Roger Launius ends the volume with some prescient takeaway from the essay 'Is God the Ultimate Practical Joker?': --"All claimants to leadership among the Latter Day Saints have always held two beliefs in common. First, they have all believed, or at least claimed to believe, that God had called them apart to reestablish "a true church" out of the vestiges of an older but impure religious movement. Second, God always told them through revelation, vision, or some other supernatural means that what they taught was the pure gospel and all else a corruption of the holy way." --"Collectively we deconstruct the arguments of those to whom we have no allegiance and after dissembling declare them invalid, feeling superior in the process, while we ignore and therefore accept some of the most stark of contradictions and absurdities in the belief system that we have embraced." --"Students of Mormonism have tended not to take seriously the faith claims of these various groups, in essence concluding that God does not foster chaos and multiple paths of righteousness and that therefore those failing to adopt their faith claims are either mistaken or deliberately misleading in their religious conceptions." --"Perhaps we are doing little more than offering stories about the past that have some relationship to what took place but are not the sum total of anything, and do not offer any understanding that we might consider of a concrete nature...I have always believed that the search for historical knowledge came through each person's study and presentation, modified or embraced or rejected by others on the same quest. I revise what has bone before; others following my path revise my work. That is the historical enterprise, as I understand it."
The essay about the modern-day practice of polygamy, written by a woman who is a practicing polygamist (and a historian), was AWESOME, and that is why I am giving this book five stars. I really enjoyed reading about that and all of the other sects that have as their foundation a belief in Joseph Smith as a prophet and the Book of Mormon as the word of God.
A great survey of Latter Day Saint groups. It is an edited volume (i.e., a compilation of many separately written chapters by different authors) so has all the upsides and downsides of that format--downsides including occasional repetition and lack of total comprehensiveness. But these are not material drawbacks of the book--you know what you're getting into with an edited volume.
The most striking thing is that there are no chapters on the two largest groups (Community of Christ/RLDS and Brighamite "LDS"). Maybe this was intentional, but by leaving them out it sort of concedes their exceptionality in a book designed to flatten the hierarchy among the groups. Why not have essays on these two groups that have to explain their claims starting from neutral ground? But this is not a criticism; I enjoyed and learned much from the book.
Fantastic read!

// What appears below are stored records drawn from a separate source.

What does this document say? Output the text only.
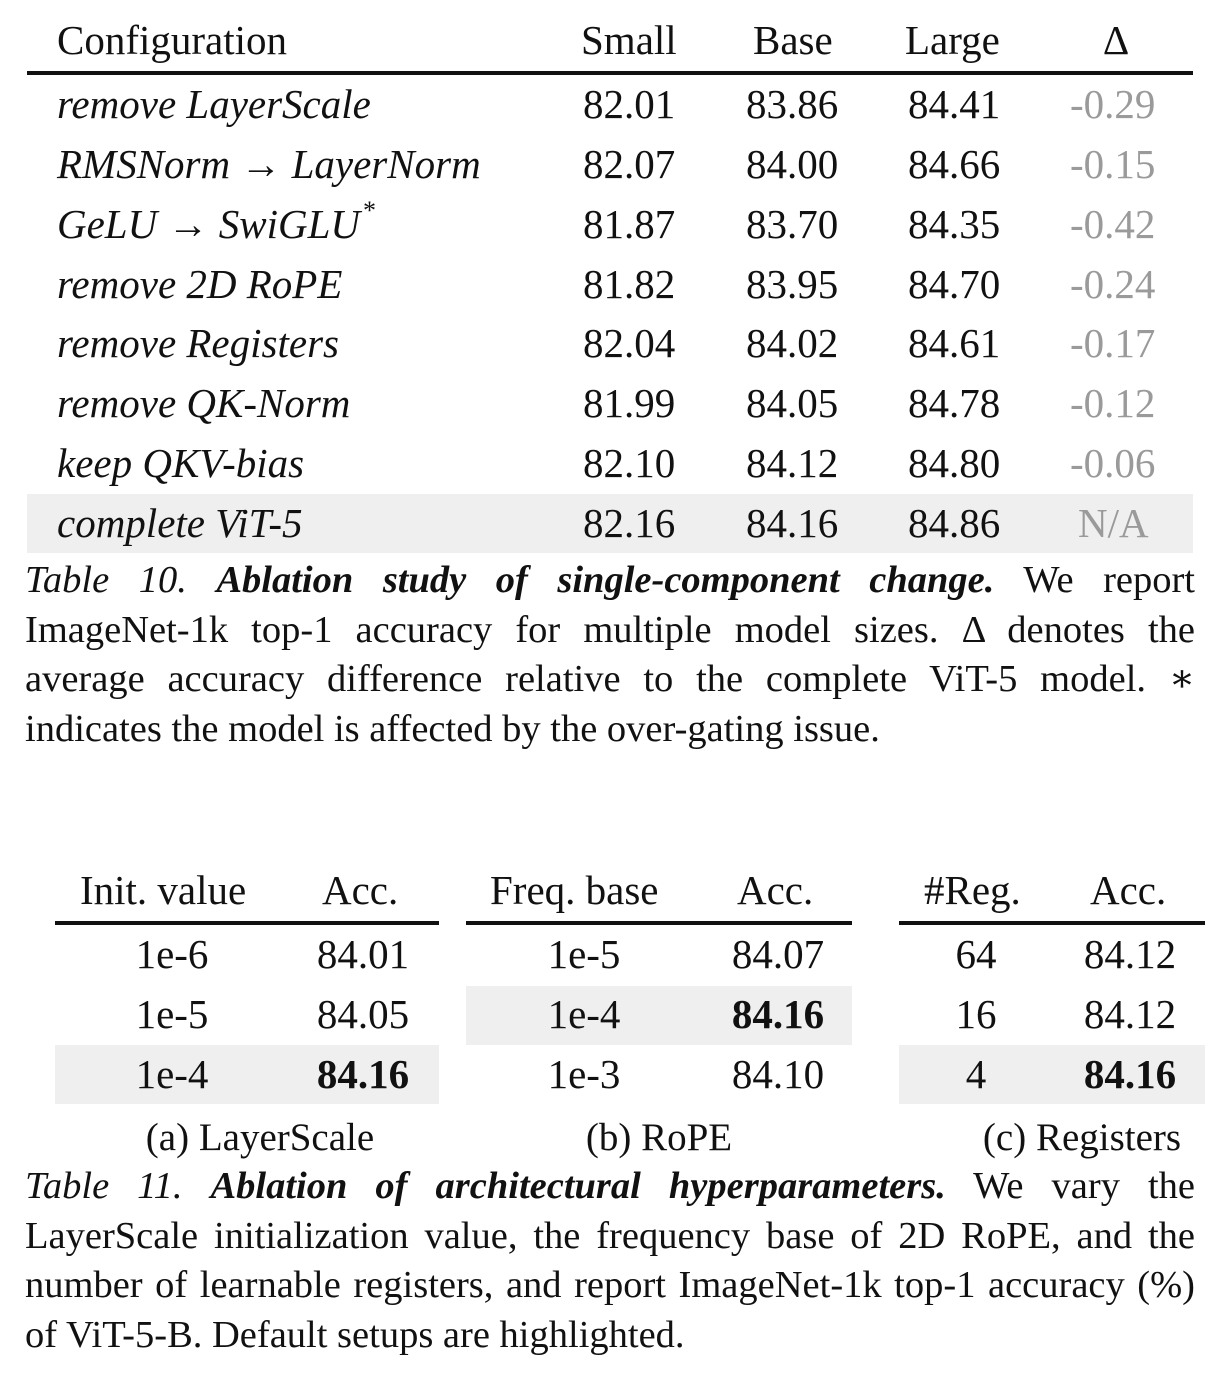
Configuration	Small Base Large	Δ
remove LayerScale	82.01 83.86 84.41 -0.29
RMSNorm → LayerNorm 82.07 84.00 84.66 -0.15
GeLU → SwiGLU *	81.87 83.70 84.35 -0.42
remove 2D RoPE	81.82 83.95 84.70 -0.24
remove Registers	82.04 84.02 84.61 -0.17
remove QK-Norm	81.99 84.05 84.78 -0.12
keep QKV-bias	82.10 84.12 84.80 -0.06
complete ViT-5	82.16 84.16 84.86 N/A
Table 10. Ablation study of single-component change. We report ImageNet-1k top-1 accuracy for multiple model sizes. Δ denotes the average accuracy difference relative to the complete ViT-5 model. ∗ indicates the model is affected by the over-gating issue.
Init. value Acc.
1e-6	84.01
1e-5	84.05
1e-4	84.16
(a) LayerScale
Freq. base Acc.
1e-5	84.07
1e-4	84.16
1e-3	84.10
(b) RoPE
#Reg. Acc.
64	84.12
16	84.12
4	84.16
(c) Registers
Table 11. Ablation of architectural hyperparameters. We vary the LayerScale initialization value, the frequency base of 2D RoPE, and the number of learnable registers, and report ImageNet-1k top-1 accuracy (%) of ViT-5-B. Default setups are highlighted.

The "Mormon Schism" as it has come to be called is one of my favorite historical moments in the history of the Latter-day Saint movement. Sadly, it's also one of the most unknown events, especially among the rank and file membership of the mainstream church. This is unfortunate because the Mormon Succession Crisis is critical to an understanding of Mormon history. This is a must read if you are going to call yourself a serious student of Mormon history.